Abstract

In The Platonian Leviathan, Leon Craig provides a multilayered critique of political philosophy. First, he criticises the conventional readings of Hobbes. He questions the apparent Baconian scientific materialism, nominalism, causal determinism, hedonism, psychological egoism and logical positivism of Leviathan, systematically demonstrating that each is flawed. Interestingly, Craig assumes that Hobbes was aware of these inadequacies. In a rather Straussian reading, Craig argues that these surface-level arguments are Hobbes’ pandering to various non-philosophical audiences, while concealing a Platonic strand embedded in Leviathan. While he avoids claiming that Hobbes is a Platonist outright, he acknowledges that ‘My aim is the more modest one of showing the Platonic character of Hobbes's masterpiece, that the inspiration for Leviathan is from the dialogue which is in effect its complement: Plato's Republic’ (p. 488).
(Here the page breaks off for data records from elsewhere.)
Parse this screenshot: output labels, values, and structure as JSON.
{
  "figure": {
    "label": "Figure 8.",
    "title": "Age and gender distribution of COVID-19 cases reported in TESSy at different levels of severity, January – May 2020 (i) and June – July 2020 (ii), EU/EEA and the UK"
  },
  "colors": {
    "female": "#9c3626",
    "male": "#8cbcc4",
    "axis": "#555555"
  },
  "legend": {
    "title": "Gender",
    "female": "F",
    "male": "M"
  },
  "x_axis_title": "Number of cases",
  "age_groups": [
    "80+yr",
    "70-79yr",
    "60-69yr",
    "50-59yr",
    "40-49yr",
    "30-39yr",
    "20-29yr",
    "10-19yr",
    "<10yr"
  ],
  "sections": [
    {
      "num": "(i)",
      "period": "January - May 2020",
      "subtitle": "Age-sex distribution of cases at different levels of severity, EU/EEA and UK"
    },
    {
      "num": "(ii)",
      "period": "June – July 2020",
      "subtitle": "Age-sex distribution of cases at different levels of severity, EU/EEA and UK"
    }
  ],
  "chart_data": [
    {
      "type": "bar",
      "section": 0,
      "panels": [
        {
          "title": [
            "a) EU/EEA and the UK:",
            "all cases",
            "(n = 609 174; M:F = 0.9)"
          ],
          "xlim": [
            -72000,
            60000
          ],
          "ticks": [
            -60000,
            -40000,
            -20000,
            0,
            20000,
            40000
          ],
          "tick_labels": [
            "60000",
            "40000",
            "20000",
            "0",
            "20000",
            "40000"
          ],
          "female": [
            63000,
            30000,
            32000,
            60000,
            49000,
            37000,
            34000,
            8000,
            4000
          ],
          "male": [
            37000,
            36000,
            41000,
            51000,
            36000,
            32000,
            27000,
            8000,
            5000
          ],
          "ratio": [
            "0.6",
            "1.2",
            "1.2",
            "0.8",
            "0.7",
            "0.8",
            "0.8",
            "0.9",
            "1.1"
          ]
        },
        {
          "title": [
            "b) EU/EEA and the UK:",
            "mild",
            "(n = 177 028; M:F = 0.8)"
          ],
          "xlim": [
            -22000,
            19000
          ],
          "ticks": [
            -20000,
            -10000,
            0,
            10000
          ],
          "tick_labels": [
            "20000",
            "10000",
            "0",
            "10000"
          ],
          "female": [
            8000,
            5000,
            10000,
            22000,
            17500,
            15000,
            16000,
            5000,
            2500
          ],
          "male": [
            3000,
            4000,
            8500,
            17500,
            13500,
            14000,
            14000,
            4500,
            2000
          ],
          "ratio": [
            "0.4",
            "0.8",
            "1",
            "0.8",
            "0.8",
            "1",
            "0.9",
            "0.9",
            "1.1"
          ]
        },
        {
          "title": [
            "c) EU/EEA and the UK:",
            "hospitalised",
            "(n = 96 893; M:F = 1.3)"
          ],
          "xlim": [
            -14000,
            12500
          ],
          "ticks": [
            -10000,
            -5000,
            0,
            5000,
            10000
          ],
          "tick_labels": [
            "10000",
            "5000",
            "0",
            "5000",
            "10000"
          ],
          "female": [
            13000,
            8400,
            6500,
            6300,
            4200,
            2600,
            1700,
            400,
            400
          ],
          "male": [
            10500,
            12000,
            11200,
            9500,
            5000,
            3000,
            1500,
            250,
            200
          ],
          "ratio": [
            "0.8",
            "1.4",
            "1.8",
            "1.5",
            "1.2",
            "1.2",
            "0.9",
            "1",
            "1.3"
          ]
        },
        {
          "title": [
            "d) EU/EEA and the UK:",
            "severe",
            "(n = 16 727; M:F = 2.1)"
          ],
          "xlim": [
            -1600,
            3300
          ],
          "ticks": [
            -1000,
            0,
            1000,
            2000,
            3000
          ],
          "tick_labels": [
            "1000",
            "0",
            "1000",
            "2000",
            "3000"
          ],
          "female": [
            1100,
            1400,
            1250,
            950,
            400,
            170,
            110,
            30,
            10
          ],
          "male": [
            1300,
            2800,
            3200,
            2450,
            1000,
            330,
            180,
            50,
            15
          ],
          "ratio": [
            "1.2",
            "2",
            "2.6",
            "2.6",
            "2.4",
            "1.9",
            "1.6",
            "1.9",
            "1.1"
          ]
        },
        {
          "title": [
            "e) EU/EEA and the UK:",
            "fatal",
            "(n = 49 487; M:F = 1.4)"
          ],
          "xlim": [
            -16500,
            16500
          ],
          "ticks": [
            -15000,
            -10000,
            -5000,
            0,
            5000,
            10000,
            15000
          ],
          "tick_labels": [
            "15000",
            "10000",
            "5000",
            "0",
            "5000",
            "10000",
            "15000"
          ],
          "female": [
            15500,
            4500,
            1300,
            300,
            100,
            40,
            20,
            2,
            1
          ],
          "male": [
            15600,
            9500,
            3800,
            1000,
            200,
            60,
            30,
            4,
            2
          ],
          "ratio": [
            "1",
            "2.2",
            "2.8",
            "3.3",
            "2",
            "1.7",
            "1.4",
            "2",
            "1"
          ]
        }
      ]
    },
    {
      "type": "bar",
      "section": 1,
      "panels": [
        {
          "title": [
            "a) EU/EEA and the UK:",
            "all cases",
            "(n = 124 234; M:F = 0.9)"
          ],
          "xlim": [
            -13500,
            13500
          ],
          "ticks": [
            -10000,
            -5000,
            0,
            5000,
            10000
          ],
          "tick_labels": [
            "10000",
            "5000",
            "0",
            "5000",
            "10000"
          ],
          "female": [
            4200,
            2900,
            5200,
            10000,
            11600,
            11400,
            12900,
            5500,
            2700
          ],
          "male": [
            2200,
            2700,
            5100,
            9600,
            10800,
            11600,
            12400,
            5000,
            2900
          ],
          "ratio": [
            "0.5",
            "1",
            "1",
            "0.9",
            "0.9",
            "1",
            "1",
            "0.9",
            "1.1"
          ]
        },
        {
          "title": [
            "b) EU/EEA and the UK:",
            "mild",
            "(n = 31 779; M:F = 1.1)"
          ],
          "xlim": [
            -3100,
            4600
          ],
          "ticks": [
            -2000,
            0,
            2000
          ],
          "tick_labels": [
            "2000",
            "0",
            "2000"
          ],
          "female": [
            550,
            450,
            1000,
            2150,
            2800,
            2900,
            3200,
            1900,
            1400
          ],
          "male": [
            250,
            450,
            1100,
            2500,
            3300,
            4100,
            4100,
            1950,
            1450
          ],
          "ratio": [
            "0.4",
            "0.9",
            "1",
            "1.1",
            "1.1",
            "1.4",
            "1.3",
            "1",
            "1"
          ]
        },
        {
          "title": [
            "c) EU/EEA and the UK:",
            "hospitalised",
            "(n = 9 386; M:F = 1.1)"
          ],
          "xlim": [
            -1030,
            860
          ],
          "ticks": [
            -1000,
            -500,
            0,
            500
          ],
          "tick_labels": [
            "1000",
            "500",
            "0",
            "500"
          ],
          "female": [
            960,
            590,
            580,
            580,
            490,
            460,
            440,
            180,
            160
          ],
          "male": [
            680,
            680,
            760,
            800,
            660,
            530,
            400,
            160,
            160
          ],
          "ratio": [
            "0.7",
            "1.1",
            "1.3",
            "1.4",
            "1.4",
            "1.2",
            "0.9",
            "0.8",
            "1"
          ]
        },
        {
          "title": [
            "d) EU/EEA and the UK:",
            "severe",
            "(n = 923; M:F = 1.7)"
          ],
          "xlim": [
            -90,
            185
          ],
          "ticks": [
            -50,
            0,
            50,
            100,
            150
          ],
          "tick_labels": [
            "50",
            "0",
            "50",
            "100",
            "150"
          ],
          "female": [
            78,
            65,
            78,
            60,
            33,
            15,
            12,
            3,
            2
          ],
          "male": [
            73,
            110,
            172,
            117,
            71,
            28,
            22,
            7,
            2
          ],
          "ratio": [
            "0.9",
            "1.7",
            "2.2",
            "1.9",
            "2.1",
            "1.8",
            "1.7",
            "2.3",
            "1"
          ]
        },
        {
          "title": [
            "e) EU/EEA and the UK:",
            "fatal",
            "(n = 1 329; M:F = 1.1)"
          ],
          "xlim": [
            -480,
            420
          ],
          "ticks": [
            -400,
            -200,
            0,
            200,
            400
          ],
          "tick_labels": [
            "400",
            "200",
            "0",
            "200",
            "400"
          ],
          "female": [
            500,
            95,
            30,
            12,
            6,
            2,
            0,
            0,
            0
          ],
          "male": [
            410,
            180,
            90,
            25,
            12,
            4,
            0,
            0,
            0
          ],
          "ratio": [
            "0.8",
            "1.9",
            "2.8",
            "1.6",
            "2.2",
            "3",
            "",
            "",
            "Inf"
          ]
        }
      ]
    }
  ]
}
Given the comprehensiveness of subjects covered, there is something in The Platonian Leviathan for almost every Hobbesian scholar. In particular, Craig succeeds in challenging the conventional readings of Hobbes in ways that must be addressed if the viability of each reading is to be maintained. Then, he draws interesting parallels between the Leviathan and the Republic (e.g., both states seem to invoke Platonic natural justice, both desire philosophers to be made kings or at least advisers to kings, both start from an analogy between man and the state, both found regimes using lie and myth, and finally both provide a similar treatment of philosophy [pp. 488–95]). While one's initial reaction is that Craig's challenges to the conventional readings and his claims about the Platonic elements are each by themselves weak, compounded one on top of the other they do combine into a persuasive alternative reading of Hobbes. Still, one is left wondering if Hobbes really is the brilliant rhetorician and political philosopher Craig makes him out to be or if Craig's reinterpretation is really a revision that gives Hobbes too much credit.
As one last point, Craig's treatise has a second audience. While Part I and Part II are primarily for Hobbesian scholars, the sidebars (the ‘Prelude’, ‘Melvillian Overture’, ‘Conradian Intermezzo’, ‘Melvillian Coda’ and ‘Postlude’) are for the contemporary political philosopher. The ‘Postlude’ represents a scathing critique of current political philosophy for being ideological and lacking comprehensive vision and analysis of real social problems. Craig combines the ‘Postlude’ with these other parts to show what political philosophy can (again) be – comprehensive literary satires of current practices that highlight fundamental political problems in meaningful and productive ways.